HAMILTON, New Zealand (AFP) – An investigation was under way in New Zealand Sunday (Nov 27) to determine why a chartered fishing boat capsized, claiming at least seven lives in stormy seas that kept other vessels inshore.
The victims were identified as a group of Pacific Island friends who regularly fished together, and the captain of the vessel.
“Investigators are working to establish exactly what happened,” police Inspector Mark Fergus told reporters.
“We will be assessing whether there is any culpability on the part of anyone involved.” There were 11 people on the boat, The Francie, when it sank at the entrance to Kaipara Harbour, north of Auckland, on Saturday afternoon.
Three survivors were rescued and seven bodies recovered, police said. Aerial and shoreline searches continued for the missing man, who is presumed dead.
Fergus said there were life jackets on board The Francie but it was not yet known if they were used.
The 12-metre Francie went down when trying to re-enter the harbour in waves of up to four metres.
The coastguard raised the alarm after the vessel failed to make the expected radio contact when it crossed the sandbar into the harbour.
Spokesman Ray Burge told Fairfax Media that radio logs showed The Francie was the only vessel to cross the treacherous bar on both Friday and Saturday.
“What I can tell you is that our volunteers reported four metre swells” in the harbour, Burge said.

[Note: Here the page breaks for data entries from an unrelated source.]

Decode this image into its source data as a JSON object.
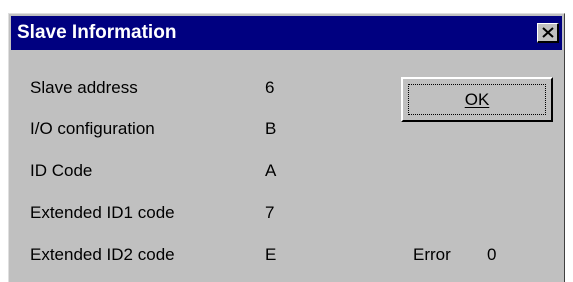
{
  "window": {
    "title": "Slave Information",
    "close_glyph": "✕"
  },
  "fields": [
    {
      "label": "Slave address",
      "value": "6"
    },
    {
      "label": "I/O configuration",
      "value": "B"
    },
    {
      "label": "ID Code",
      "value": "A"
    },
    {
      "label": "Extended ID1 code",
      "value": "7"
    },
    {
      "label": "Extended ID2 code",
      "value": "E"
    }
  ],
  "buttons": {
    "ok_label": "OK"
  },
  "status": {
    "error_label": "Error",
    "error_value": "0"
  },
  "colors": {
    "titlebar": "#000080",
    "face": "#c0c0c0"
  }
}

A former skipper of The Francie, who now operates another charter boat, told the New Zealand Herald conditions were “too rough” to have gone out on Saturday and he cancelled his sailing.
“I stayed home, I’m not stupid,” the Herald quoted Rod Bridge as saying.
The owner of Kaipara Cruises told Radio New Zealand the bar could get very rough and he would not have attempted to cross it on Saturday.
“I can tell just from being on the land here it would have been horrible down there, I’d say huge seas, breaking seas, it would have been not a very nice place to be,” Terry Somers said.
Police Inspector Willi Fanene said the passengers were all of Pacific Island descent from Tonga, Samoa and the Cook Islands and aged between 31 and 59.
It is understood that they chartered the boat about once a month.